If you are able and willing to offer me any guidance, it would be greatly appreciated!

p221v Figure_2tdm Figure_3tdm Figure_4tdm Figure_6tdm

muthuspark commented 4 years ago

Hello @SB2020-eye, My Apologies for the delayed response, I just saw the issue you opened. I am not sure if you are still looking for a solution. I am adding this comment to help anyone else with a similar query.

  1. Your sample image was too big which is the reason why thresholding did not work well. I am using an Adaptive Thresholding with a window size of 3. Small window sizes will only work for small images which was my case. I increased the window size to about 21 for your large image and I was able to get a proper separation of background and foreground.

foregroid

A good window size is an important factor that can make or break any text recognition algorithm. There are many ways to choose this window size but it depends a lot on the size of the characters in the image. Building a generic window size predictor is quite difficult. It's usually selected based on heuristics.

  1. The algorithm runs very slow on my machine too, its mainly because of the size of the image it is processing. Faster machines may speed up the processing speed a bit. Also there is one step where I am discarding connected components having more than 2 children because these are likely to be non characters. I haven't been able to find a faster algorithm to compute this. Usually I skip this part when I need speed.

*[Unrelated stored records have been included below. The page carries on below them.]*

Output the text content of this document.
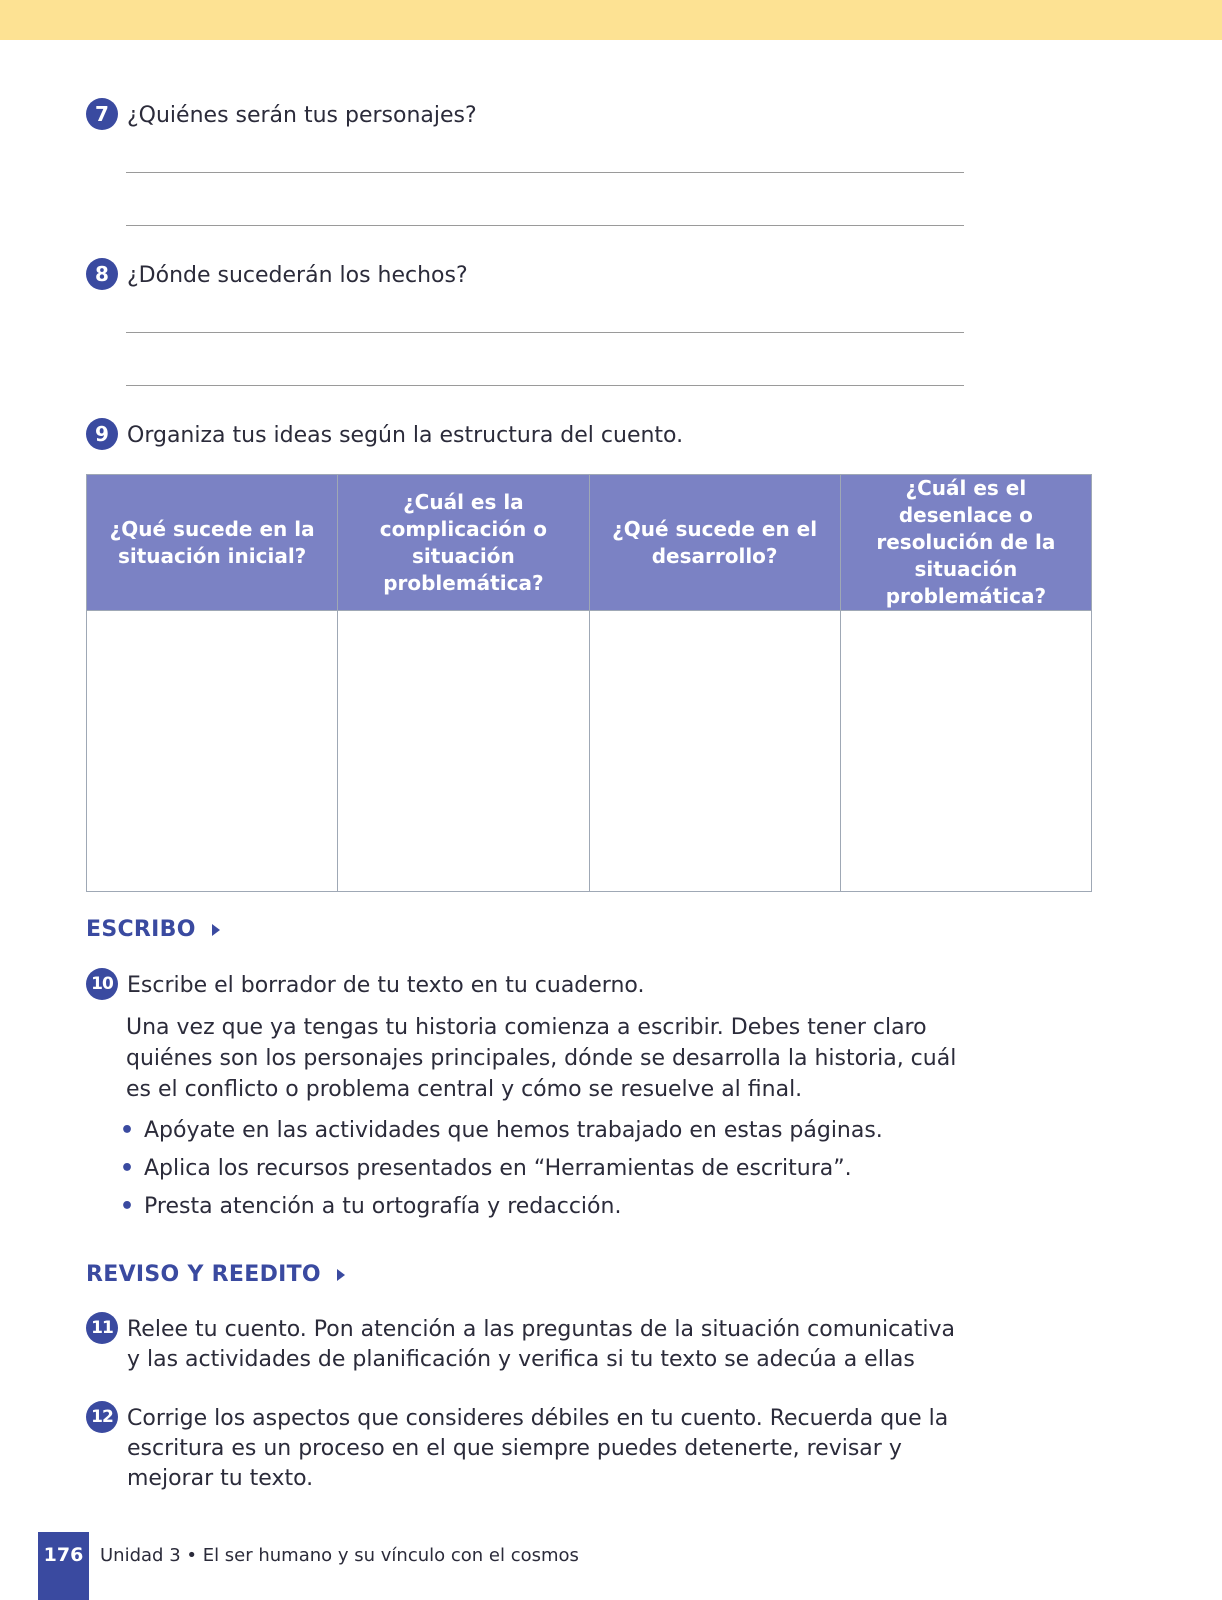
7 ¿Quiénes serán tus personajes?
8 ¿Dónde sucederán los hechos?
9 Organiza tus ideas según la estructura del cuento.
¿Qué sucede en la situación inicial?	¿Cuál es la complicación o situación problemática?	¿Qué sucede en el desarrollo?	¿Cuál es el desenlace o resolución de la situación problemática?

ESCRIBO
10 Escribe el borrador de tu texto en tu cuaderno.
Una vez que ya tengas tu historia comienza a escribir. Debes tener claro quiénes son los personajes principales, dónde se desarrolla la historia, cuál es el conflicto o problema central y cómo se resuelve al final.
• Apóyate en las actividades que hemos trabajado en estas páginas.
• Aplica los recursos presentados en “Herramientas de escritura”.
• Presta atención a tu ortografía y redacción.
REVISO Y REEDITO
11 Relee tu cuento. Pon atención a las preguntas de la situación comunicativa y las actividades de planificación y verifica si tu texto se adecúa a ellas
12 Corrige los aspectos que consideres débiles en tu cuento. Recuerda que la escritura es un proceso en el que siempre puedes detenerte, revisar y mejorar tu texto.
176 Unidad 3 • El ser humano y su vínculo con el cosmos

Also , I am discarding regions smaller than 15, this number will be much larger in your case. Basically trying to get rid of regions which are too small compared to the full image. I go by the general rule of 15*(image_width/1000). So in you case I changed it to 101.

So after discarding the likely non-text regions, this is what I get. down1

  1. Finally after combining all the other overlapping boxes, I get the below output for the proposed algorithm

dow4

  1. Extracting only the found regions, I get the below image. download (3)

You can find the running sample in this notebook here: https://github.com/9sphere/text-detector/blob/master/notebooks/User_sample_Segmentation_in_Image.ipynb

I see that you need individual characters, you may have to run some character segmentation algorithm further on the identified boxes. I will add this as an enhancement to my algorithm. Let me know if you need any more help, I would be happy to guide you.